Quando um homem do povo cahe mutilado, pela arma homicida dos poderosos do dia, chama-se Socrates, chama-se Spartacus, chama-se Gracho, chama-se Galileu, chama-se Danton, chama-se Vergniaud, chama-se Armand Carrel, chama-se Gomes Freire, chama-se legião. Mas a historia atravessa estes periodos symbolicos da vida das nações sem commemorar estes nomes?

Para que?--Levantou já alguem o estigma que pesa sobre Catilina?

A historia divinisou Cesar, e applaudiu Cicero.

Rasgaram já os crépes que envolvem o busto de Robespierre, e a fronte de Saint-Just?

A França reclamou Bonaparte, e mais tarde victoriou o cossaco, que dos estepes da Russia vinha impôr leis e dynastias ao capitolio da raça latina.

E nós?--Aqui o veterano fez uma pausa.
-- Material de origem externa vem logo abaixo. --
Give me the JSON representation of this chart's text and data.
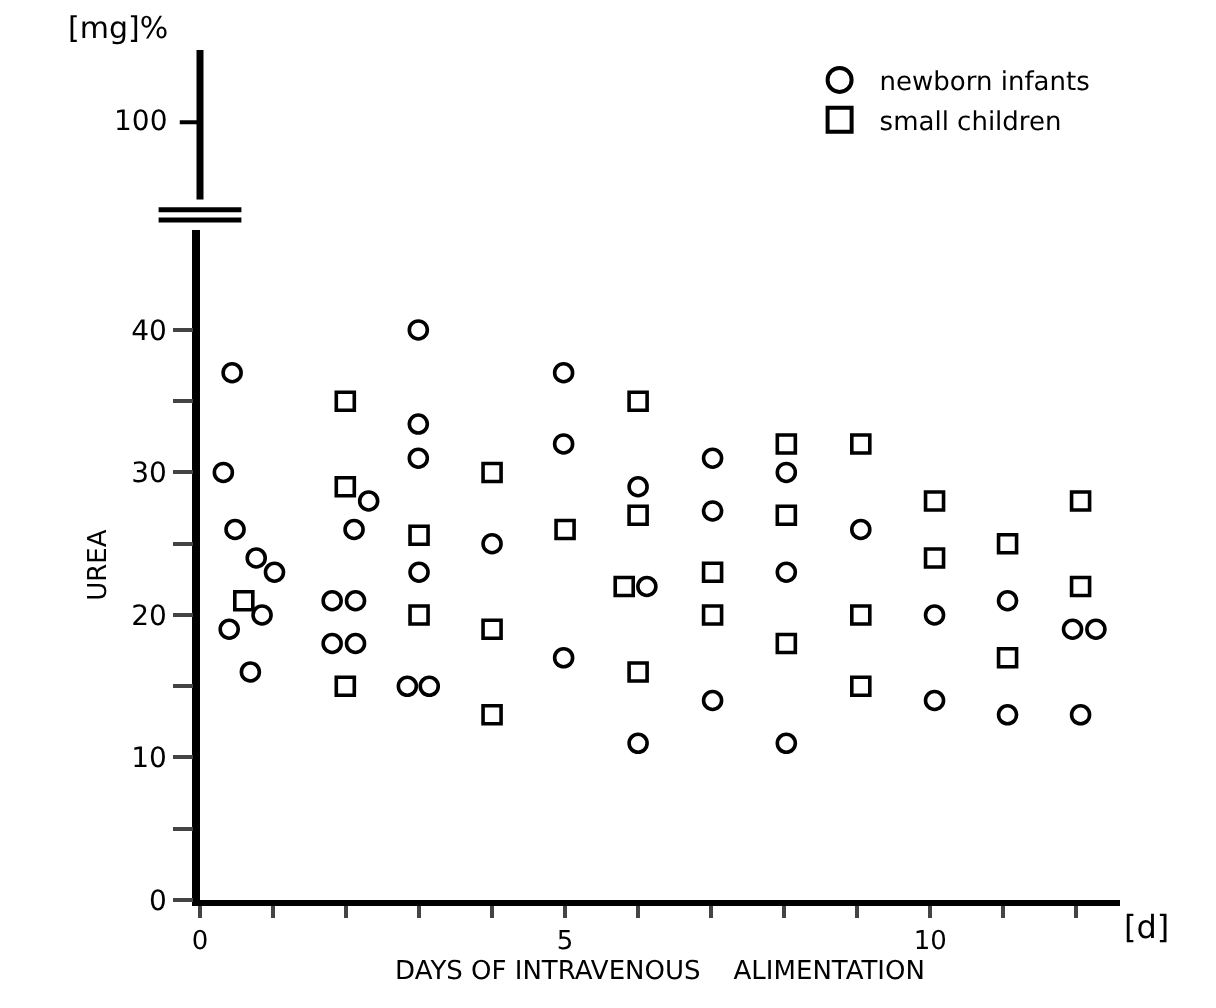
{
  "chart_data": {
    "type": "scatter",
    "xlabel": "DAYS OF INTRAVENOUS    ALIMENTATION",
    "ylabel": "UREA",
    "annotations": [
      "[mg]%",
      "100",
      "[d]"
    ],
    "xlim": [
      0,
      12.6
    ],
    "ylim": [
      0,
      47
    ],
    "xticks": [
      0,
      {
        "value": 1,
        "label": null
      },
      {
        "value": 2,
        "label": null
      },
      {
        "value": 3,
        "label": null
      },
      {
        "value": 4,
        "label": null
      },
      5,
      {
        "value": 6,
        "label": null
      },
      {
        "value": 7,
        "label": null
      },
      {
        "value": 8,
        "label": null
      },
      {
        "value": 9,
        "label": null
      },
      10,
      {
        "value": 11,
        "label": null
      },
      {
        "value": 12,
        "label": null
      }
    ],
    "yticks": [
      0,
      {
        "value": 5,
        "label": null
      },
      10,
      {
        "value": 15,
        "label": null
      },
      20,
      {
        "value": 25,
        "label": null
      },
      30,
      {
        "value": 35,
        "label": null
      },
      40
    ],
    "legend": "top right",
    "series": [
      {
        "name": "newborn infants",
        "color": "#000000",
        "marker": "circle",
        "x": [
          0.44,
          0.32,
          0.48,
          0.77,
          1.02,
          0.85,
          0.4,
          0.69,
          1.81,
          2.13,
          1.81,
          2.13,
          2.31,
          2.11,
          2.99,
          2.99,
          2.99,
          3.0,
          2.84,
          3.14,
          4.0,
          4.98,
          4.98,
          4.98,
          6.0,
          6.12,
          6.0,
          7.02,
          7.02,
          7.02,
          8.03,
          8.03,
          8.03,
          9.05,
          10.06,
          10.06,
          11.06,
          11.06,
          11.95,
          12.27,
          12.06
        ],
        "values": [
          37,
          30,
          26,
          24,
          23,
          20,
          19,
          16,
          21,
          21,
          18,
          18,
          28,
          26,
          40,
          33.4,
          31,
          23,
          15,
          15,
          25,
          37,
          32,
          17,
          29,
          22,
          11,
          31,
          27.3,
          14,
          30,
          23,
          11,
          26,
          20,
          14,
          21,
          13,
          19,
          19,
          13
        ]
      },
      {
        "name": "small children",
        "color": "#000000",
        "marker": "square",
        "x": [
          0.6,
          1.99,
          1.99,
          1.99,
          3.0,
          3.0,
          4.0,
          4.0,
          4.0,
          5.0,
          6.0,
          6.0,
          5.81,
          6.0,
          7.02,
          7.02,
          8.03,
          8.03,
          8.03,
          9.05,
          9.05,
          9.05,
          10.06,
          10.06,
          11.06,
          11.06,
          12.06,
          12.06
        ],
        "values": [
          21,
          35,
          29,
          15,
          25.6,
          20,
          30,
          19,
          13,
          26,
          35,
          27,
          22,
          16,
          23,
          20,
          32,
          27,
          18,
          32,
          20,
          15,
          28,
          24,
          25,
          17,
          28,
          22
        ]
      }
    ]
  }
}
Levantou a fronte como se sentira o clarim das batalhas, e continuou em voz sumida e cavernosa:

--A nós deram-nos uma carta constitucional, que é como um foral--para não dizer carta d'alforria--a nós deram-nos uma mentira, escripta com o sangue do povo, no sólo sagrado da patria.

E o veterano calou-se.

Depois como despertado pelo ruido dos combates, como se aquella alma aspirasse a novas lutas, para sustentar os principios por que pelejára, ergueu-se do catre onde estava sentado, e rumorejou: E fallaes-nos de patria! patria aonde, e patria com quem? No Rocio em treze de março?--em Torres Vedras em 1846?--no Porto em 1851?--A patria é o sólo sagrado onde jazem as ossadas dos nossos avós. A patria é o local onde assenta o nosso lar domestico, onde vivem as nossas familias, onde está cravado o pendão dos nossos direitos. A patria é nossa por que derramamos o nosso sangue por ella.